I guess they just don’t want it to be over. I’m the oldest one of the cast members. I don’t what a 50-year-old Phoebe would be like. I mean, she’s married to Mike now. If they have kids … I don’t know. Kids can change you. I don’t know.
When Arrested Development was revived by Netflix, there were a lot of people crossing their fingers for a revival of The Comeback. Ever a possibility?
[Creator] Michael Patrick King and I, we would love it. We talk about it all the time and figure out what it would be. Aside from the one hurdle of, you know, HBO owns it and we haven’t really asked them. But, you know, set that aside, and it’s kind of daunting to think, “OK, what it would be?” Because the reality stuff, that’s all here. That’s not a story anymore. And then you have all those shows that use the documentary camera. So it’s just figuring out what it would be or what it should be.
So Fiona, Valerie, and Phoebe could not be more different, but there’s this underlying thing about all of them, where they have this warped sense of reality.
Exactly. That’s it. That’s what makes me laugh about people. I really believe there’s no one reality. It’s the people who think they’re doing a good job of fooling other people who share the same reality. No, we don’t. We don’t. Even with Phoebe, the audition piece was this monologue from the pilot, where she’s presenting it as “you know how is … when your mother kills herself and your father’s in prison and you’re living with a homeless albino …” You know? No, no—that’s your reality. That’s not anybody else’s reality. That’s what’s funny to me. That’s what she doesn’t get. She doesn’t understand how she’s coming off to people. So that to me is always funny, when someone doesn’t understand how they’re coming off in the world. And one of my biggest fears, probably, which is why it’s one of my go-to comedy things, to make fun of it and that way I’m on top of it.

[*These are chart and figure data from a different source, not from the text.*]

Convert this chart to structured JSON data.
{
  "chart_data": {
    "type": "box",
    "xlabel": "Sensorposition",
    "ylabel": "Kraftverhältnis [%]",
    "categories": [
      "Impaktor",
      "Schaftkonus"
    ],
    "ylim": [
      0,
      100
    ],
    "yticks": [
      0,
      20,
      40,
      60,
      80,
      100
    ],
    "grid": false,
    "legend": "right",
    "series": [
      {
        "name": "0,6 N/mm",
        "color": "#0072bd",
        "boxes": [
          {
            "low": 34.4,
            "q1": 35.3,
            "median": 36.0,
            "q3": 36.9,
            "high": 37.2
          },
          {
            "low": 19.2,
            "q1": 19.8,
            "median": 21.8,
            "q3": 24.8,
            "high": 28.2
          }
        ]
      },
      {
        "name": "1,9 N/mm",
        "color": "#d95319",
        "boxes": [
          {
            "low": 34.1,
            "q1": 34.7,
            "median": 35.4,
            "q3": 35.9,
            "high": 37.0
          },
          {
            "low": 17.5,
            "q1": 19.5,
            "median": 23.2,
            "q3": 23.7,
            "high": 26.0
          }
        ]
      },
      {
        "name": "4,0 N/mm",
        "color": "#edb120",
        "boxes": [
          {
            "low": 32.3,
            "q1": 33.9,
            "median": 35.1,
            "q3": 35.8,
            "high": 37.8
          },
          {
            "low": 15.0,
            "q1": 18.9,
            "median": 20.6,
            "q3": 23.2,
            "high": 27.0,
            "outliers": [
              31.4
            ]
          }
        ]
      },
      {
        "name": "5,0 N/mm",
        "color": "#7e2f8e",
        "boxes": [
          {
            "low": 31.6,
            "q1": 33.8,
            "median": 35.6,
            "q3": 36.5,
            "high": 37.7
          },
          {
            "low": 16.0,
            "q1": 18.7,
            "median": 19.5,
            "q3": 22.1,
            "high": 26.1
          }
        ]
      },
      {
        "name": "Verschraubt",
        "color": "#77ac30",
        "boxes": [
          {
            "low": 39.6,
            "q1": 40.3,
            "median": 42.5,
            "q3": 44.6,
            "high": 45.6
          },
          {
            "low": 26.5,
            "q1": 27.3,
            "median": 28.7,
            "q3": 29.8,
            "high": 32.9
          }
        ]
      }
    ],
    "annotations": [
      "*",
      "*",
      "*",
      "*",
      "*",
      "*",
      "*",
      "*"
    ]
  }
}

Who Do You Think You Are? has a ton of celebs taking part this season. What do you remember from when you were on it digging through your family history?
There was a cousin who we all assumed had died. In 1947, he survived the Holocaust and was trying to pass himself off, the story was, as a Polish sailor and not Jewish, which you can find out the minute you’re changing in front of men. So we never heard from him again and heard he had been killed, because there were Jews being killed after the Holocaust in Poland. So I was headed to Poland to find out how he died, thinking we weren’t going to find out. But he was alive, which was a miracle. And I met him. I met him and his son and his grandson, and his grandson was the translator. I’m still close to the grandson. He passed away this past year. My father and he Skyped. He got to say thank you, because he gave my father’s mother $50, which was an outrageous amount of money in those days, because they were so poor. It’s wild.